Möbius strip covering space how can we describe the universal covering space of the Möbius strip?
the Möbius strip is a square $[0,1]\times [0,1]$ with identifications $(0,y)\sim (1,1-y)$.
So my guess is that the universal covering is an infinite strip $\Bbb R\times [0,1]$. How can we describe the map?
I am confused by the twist in the Möbius strip.
 A: The Möbius band is the quotient of $R\times [0,1]$ by the map defined by $f(x,y)= (x+1,1-y)$ which generates a freely and proper action on $R\times [0,1]$ this implies that the universal cover of the Möbius band is $R\times [0,1]$
A: Let me add the following variation to the argument provided above. 

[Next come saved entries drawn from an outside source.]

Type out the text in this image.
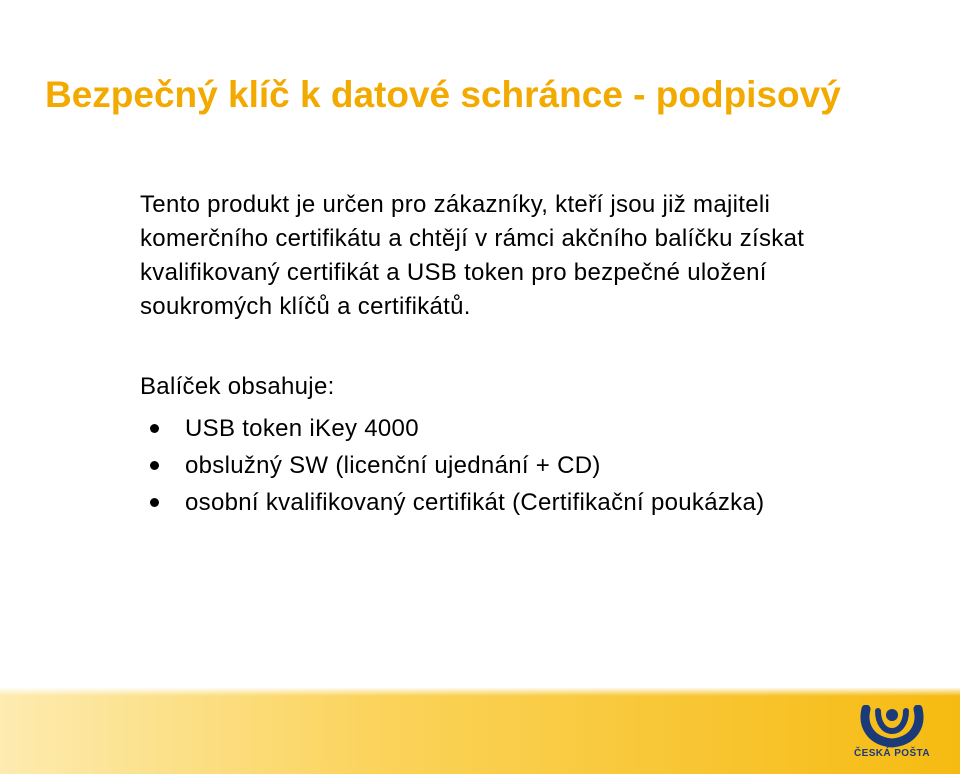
Bezpečný klíč k datové schránce - podpisový
Tento produkt je určen pro zákazníky, kteří jsou již majiteli
komerčního certifikátu a chtějí v rámci akčního balíčku získat
kvalifikovaný certifikát a USB token pro bezpečné uložení
soukromých klíčů a certifikátů.
Balíček obsahuje:
USB token iKey 4000
obslužný SW (licenční ujednání + CD)
osobní kvalifikovaný certifikát (Certifikační poukázka)
ČESKÁ POŠTA
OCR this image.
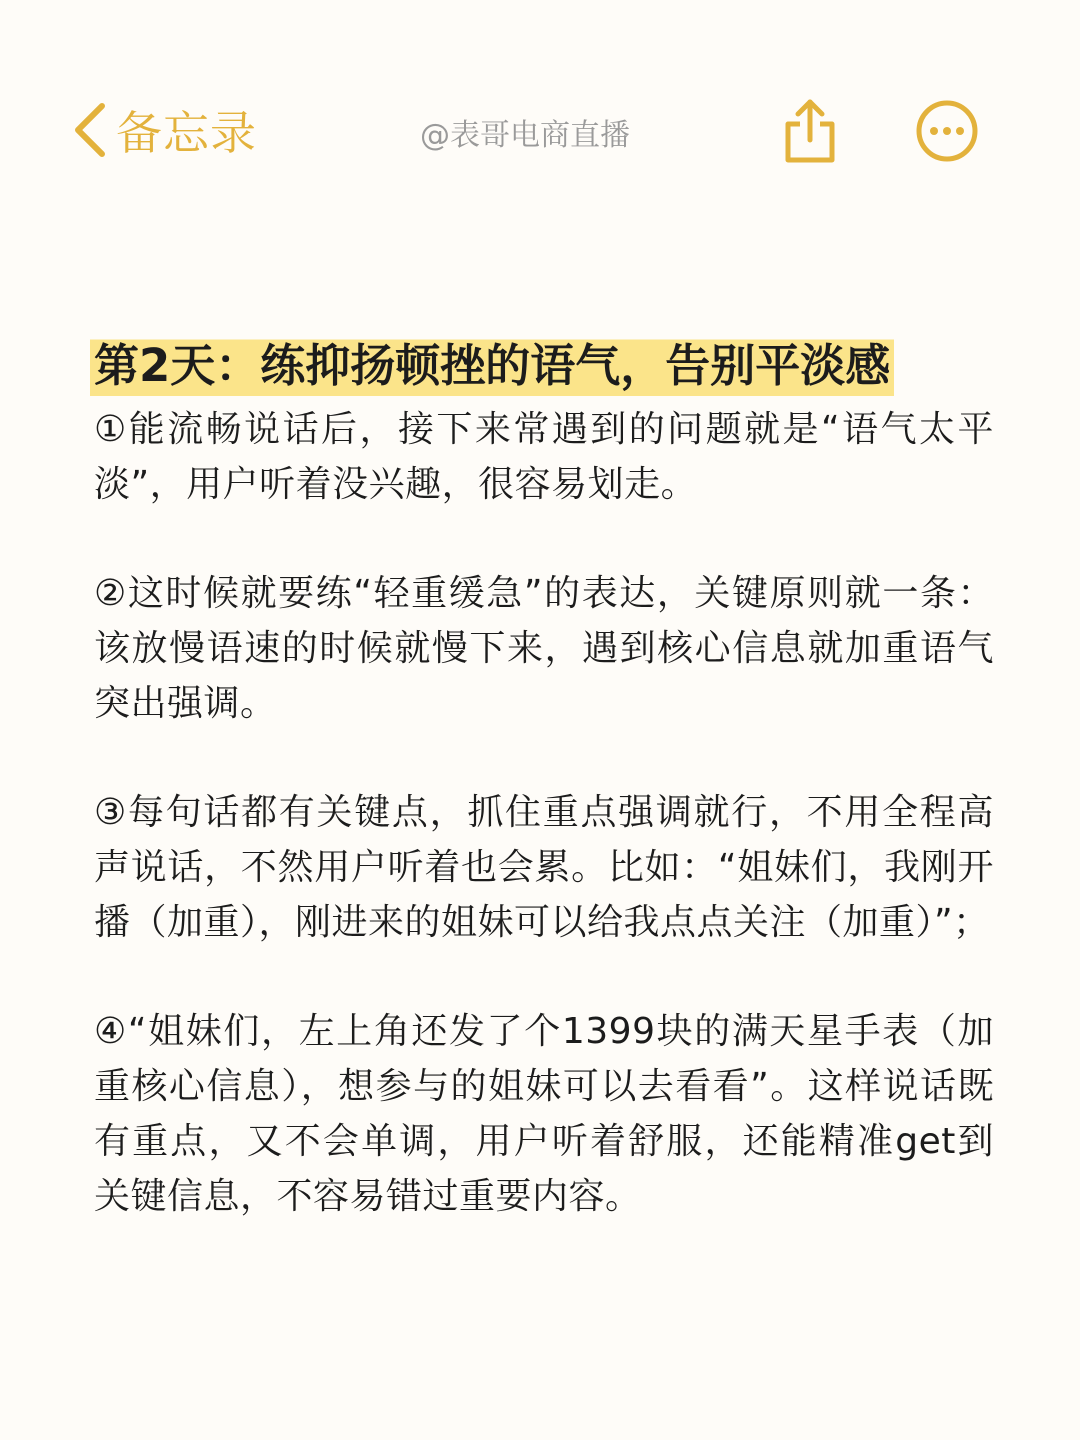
备忘录	@表哥电商直播
第2天：练抑扬顿挫的语气，告别平淡感

①能流畅说话后，接下来常遇到的问题就是“语气太平淡”，用户听着没兴趣，很容易划走。

②这时候就要练“轻重缓急”的表达，关键原则就一条：该放慢语速的时候就慢下来，遇到核心信息就加重语气突出强调。

③每句话都有关键点，抓住重点强调就行，不用全程高声说话，不然用户听着也会累。比如：“姐妹们，我刚开播（加重），刚进来的姐妹可以给我点点关注（加重）”；

④“姐妹们，左上角还发了个1399块的满天星手表（加重核心信息），想参与的姐妹可以去看看”。这样说话既有重点，又不会单调，用户听着舒服，还能精准get到关键信息，不容易错过重要内容。
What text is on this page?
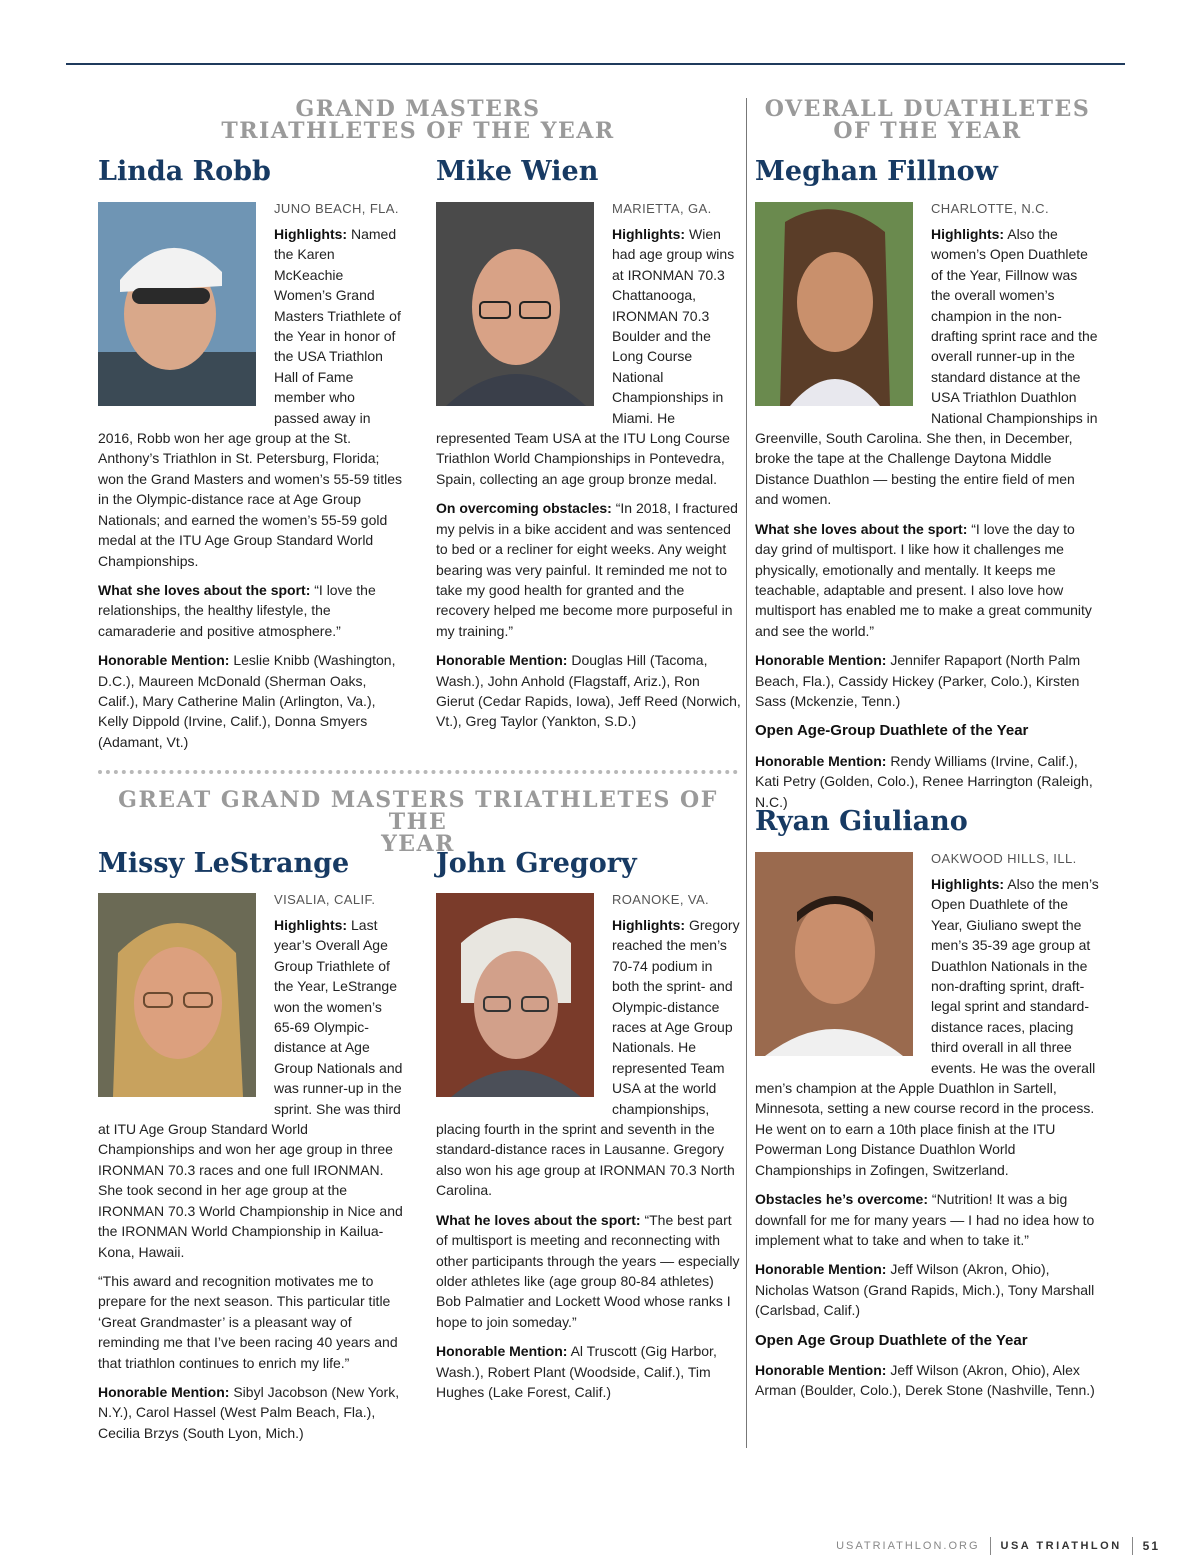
GRAND MASTERS
TRIATHLETES OF THE YEAR
OVERALL DUATHLETES
OF THE YEAR
GREAT GRAND MASTERS TRIATHLETES OF THE
YEAR
Linda Robb
JUNO BEACH, FLA.

Highlights: Named the Karen McKeachie Women’s Grand Masters Triathlete of the Year in honor of the USA Triathlon Hall of Fame member who passed away in 2016, Robb won her age group at the St. Anthony’s Triathlon in St. Petersburg, Florida; won the Grand Masters and women’s 55-59 titles in the Olympic-distance race at Age Group Nationals; and earned the women’s 55-59 gold medal at the ITU Age Group Standard World Championships.

What she loves about the sport: “I love the relationships, the healthy lifestyle, the camaraderie and positive atmosphere.”

Honorable Mention: Leslie Knibb (Washington, D.C.), Maureen McDonald (Sherman Oaks, Calif.), Mary Catherine Malin (Arlington, Va.), Kelly Dippold (Irvine, Calif.), Donna Smyers (Adamant, Vt.)

Mike Wien
MARIETTA, GA.

Highlights: Wien had age group wins at IRONMAN 70.3 Chattanooga, IRONMAN 70.3 Boulder and the Long Course National Championships in Miami. He represented Team USA at the ITU Long Course Triathlon World Championships in Pontevedra, Spain, collecting an age group bronze medal.

On overcoming obstacles: “In 2018, I fractured my pelvis in a bike accident and was sentenced to bed or a recliner for eight weeks. Any weight bearing was very painful. It reminded me not to take my good health for granted and the recovery helped me become more purposeful in my training.”

Honorable Mention: Douglas Hill (Tacoma, Wash.), John Anhold (Flagstaff, Ariz.), Ron Gierut (Cedar Rapids, Iowa), Jeff Reed (Norwich, Vt.), Greg Taylor (Yankton, S.D.)

Meghan Fillnow
CHARLOTTE, N.C.

Highlights: Also the women’s Open Duathlete of the Year, Fillnow was the overall women’s champion in the non-drafting sprint race and the overall runner-up in the standard distance at the USA Triathlon Duathlon National Championships in Greenville, South Carolina. She then, in December, broke the tape at the Challenge Daytona Middle Distance Duathlon — besting the entire field of men and women.

What she loves about the sport: “I love the day to day grind of multisport. I like how it challenges me physically, emotionally and mentally. It keeps me teachable, adaptable and present. I also love how multisport has enabled me to make a great community and see the world.”

Honorable Mention: Jennifer Rapaport (North Palm Beach, Fla.), Cassidy Hickey (Parker, Colo.), Kirsten Sass (Mckenzie, Tenn.)

Open Age-Group Duathlete of the Year

Honorable Mention: Rendy Williams (Irvine, Calif.), Kati Petry (Golden, Colo.), Renee Harrington (Raleigh, N.C.)

Missy LeStrange
VISALIA, CALIF.

Highlights: Last year’s Overall Age Group Triathlete of the Year, LeStrange won the women’s 65-69 Olympic-distance at Age Group Nationals and was runner-up in the sprint. She was third at ITU Age Group Standard World Championships and won her age group in three IRONMAN 70.3 races and one full IRONMAN. She took second in her age group at the IRONMAN 70.3 World Championship in Nice and the IRONMAN World Championship in Kailua-Kona, Hawaii.

“This award and recognition motivates me to prepare for the next season. This particular title ‘Great Grandmaster’ is a pleasant way of reminding me that I’ve been racing 40 years and that triathlon continues to enrich my life.”

Honorable Mention: Sibyl Jacobson (New York, N.Y.), Carol Hassel (West Palm Beach, Fla.), Cecilia Brzys (South Lyon, Mich.)

John Gregory
ROANOKE, VA.

Highlights: Gregory reached the men’s 70-74 podium in both the sprint- and Olympic-distance races at Age Group Nationals. He represented Team USA at the world championships, placing fourth in the sprint and seventh in the standard-distance races in Lausanne. Gregory also won his age group at IRONMAN 70.3 North Carolina.

What he loves about the sport: “The best part of multisport is meeting and reconnecting with other participants through the years — especially older athletes like (age group 80-84 athletes) Bob Palmatier and Lockett Wood whose ranks I hope to join someday.”

Honorable Mention: Al Truscott (Gig Harbor, Wash.), Robert Plant (Woodside, Calif.), Tim Hughes (Lake Forest, Calif.)

Ryan Giuliano
OAKWOOD HILLS, ILL.

Highlights: Also the men’s Open Duathlete of the Year, Giuliano swept the men’s 35-39 age group at Duathlon Nationals in the non-drafting sprint, draft-legal sprint and standard-distance races, placing third overall in all three events. He was the overall men’s champion at the Apple Duathlon in Sartell, Minnesota, setting a new course record in the process. He went on to earn a 10th place finish at the ITU Powerman Long Distance Duathlon World Championships in Zofingen, Switzerland.

Obstacles he’s overcome: “Nutrition! It was a big downfall for me for many years — I had no idea how to implement what to take and when to take it.”

Honorable Mention: Jeff Wilson (Akron, Ohio), Nicholas Watson (Grand Rapids, Mich.), Tony Marshall (Carlsbad, Calif.)

Open Age Group Duathlete of the Year

Honorable Mention: Jeff Wilson (Akron, Ohio), Alex Arman (Boulder, Colo.), Derek Stone (Nashville, Tenn.)

USATRIATHLON.ORG USA TRIATHLON 51
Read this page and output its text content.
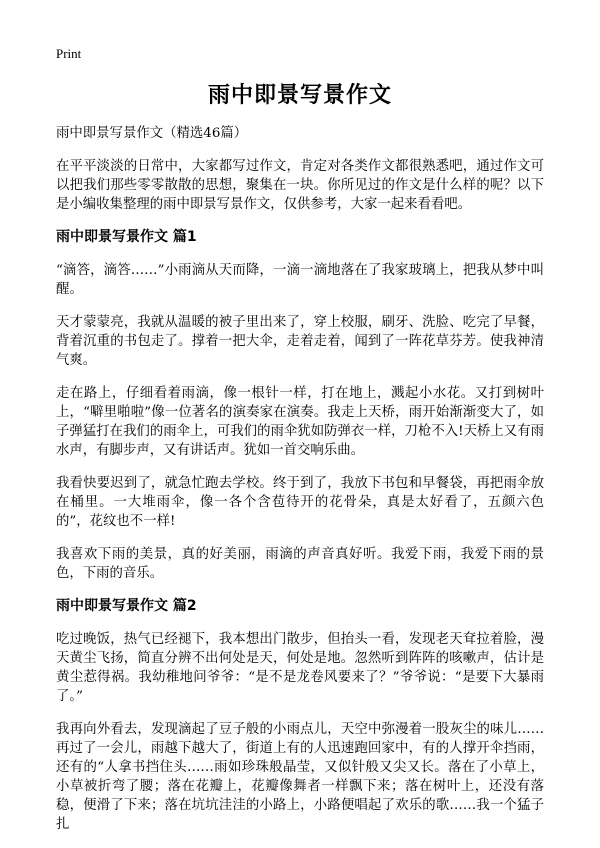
Print
雨中即景写景作文

雨中即景写景作文（精选46篇）

在平平淡淡的日常中，大家都写过作文，肯定对各类作文都很熟悉吧，通过作文可以把我们那些零零散散的思想，聚集在一块。你所见过的作文是什么样的呢？以下是小编收集整理的雨中即景写景作文，仅供参考，大家一起来看看吧。

雨中即景写景作文 篇1

“滴答，滴答……”小雨滴从天而降，一滴一滴地落在了我家玻璃上，把我从梦中叫醒。

天才蒙蒙亮，我就从温暖的被子里出来了，穿上校服，刷牙、洗脸、吃完了早餐，背着沉重的书包走了。撑着一把大伞，走着走着，闻到了一阵花草芬芳。使我神清气爽。

走在路上，仔细看着雨滴，像一根针一样，打在地上，溅起小水花。又打到树叶上，“噼里啪啦”像一位著名的演奏家在演奏。我走上天桥，雨开始渐渐变大了，如子弹猛打在我们的雨伞上，可我们的雨伞犹如防弹衣一样，刀枪不入!天桥上又有雨水声，有脚步声，又有讲话声。犹如一首交响乐曲。

我看快要迟到了，就急忙跑去学校。终于到了，我放下书包和早餐袋，再把雨伞放在桶里。一大堆雨伞，像一各个含苞待开的花骨朵，真是太好看了，五颜六色的”，花纹也不一样!

我喜欢下雨的美景，真的好美丽，雨滴的声音真好听。我爱下雨，我爱下雨的景色，下雨的音乐。

雨中即景写景作文 篇2

吃过晚饭，热气已经褪下，我本想出门散步，但抬头一看，发现老天耷拉着脸，漫天黄尘飞扬，简直分辨不出何处是天，何处是地。忽然听到阵阵的咳嗽声，估计是黄尘惹得祸。我幼稚地问爷爷：“是不是龙卷风要来了？”爷爷说：“是要下大暴雨了。”

我再向外看去，发现滴起了豆子般的小雨点儿，天空中弥漫着一股灰尘的味儿……再过了一会儿，雨越下越大了，街道上有的人迅速跑回家中，有的人撑开伞挡雨，还有的“人拿书挡住头……雨如珍珠般晶莹，又似针般又尖又长。落在了小草上，小草被折弯了腰；落在花瓣上，花瓣像舞者一样飘下来；落在树叶上，还没有落稳，便滑了下来；落在坑坑洼洼的小路上，小路便唱起了欢乐的歌……我一个猛子扎
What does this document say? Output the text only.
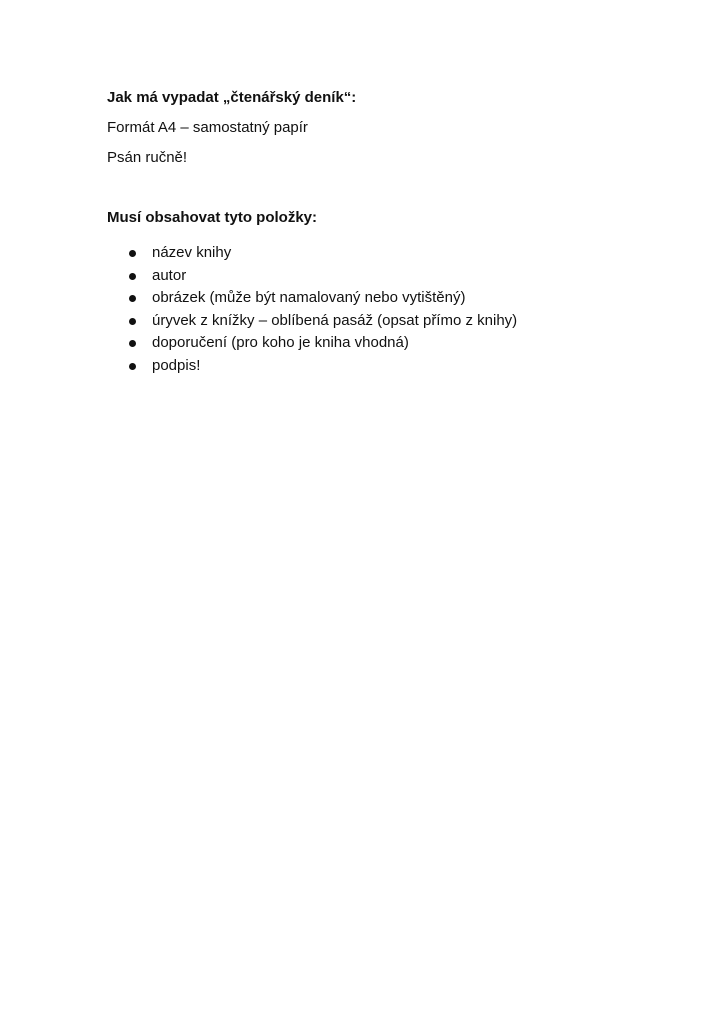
Jak má vypadat „čtenářský deník“:

Formát A4 – samostatný papír

Psán ručně!

Musí obsahovat tyto položky:

název knihy
autor
obrázek (může být namalovaný nebo vytištěný)
úryvek z knížky – oblíbená pasáž (opsat přímo z knihy)
doporučení (pro koho je kniha vhodná)
podpis!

If you consider $\theta_0:\mathbb{R}^2 \to \mathbb{R}^2$ by $\theta_0(x,y) = (x+1/2,-y)$then, the group $G = \{\theta_0^n:n \in \mathbb{Z}\}$ acts properly and discontinuously over $\mathbb{R}^2$, a fundamental domain is $[-1/2,1/2] \times [-1/2,1/2]$ and you can see that the identification performed over this fundamental domain correspond precisely to the identifications performed on a square to obtain the Moebius strip. 
Since the action is properly discontinuous, $\pi: \mathbb{R}^2 \to \mathbb{R}^2/G$ will be a covering map. Since, $\mathbb{R}^2$ is simply connected it is the universal cover of $\mathbb{R}^2/G$. Now by the properties of fundamental domains, what remains is to use the that every identification space is isomorphic to a quotient space so that you can prove that $\mathbb{R}^2/G \cong M$ where $M$ is the Moebius strip. 
Please feel free to complete the full explicitation of this identification exercise.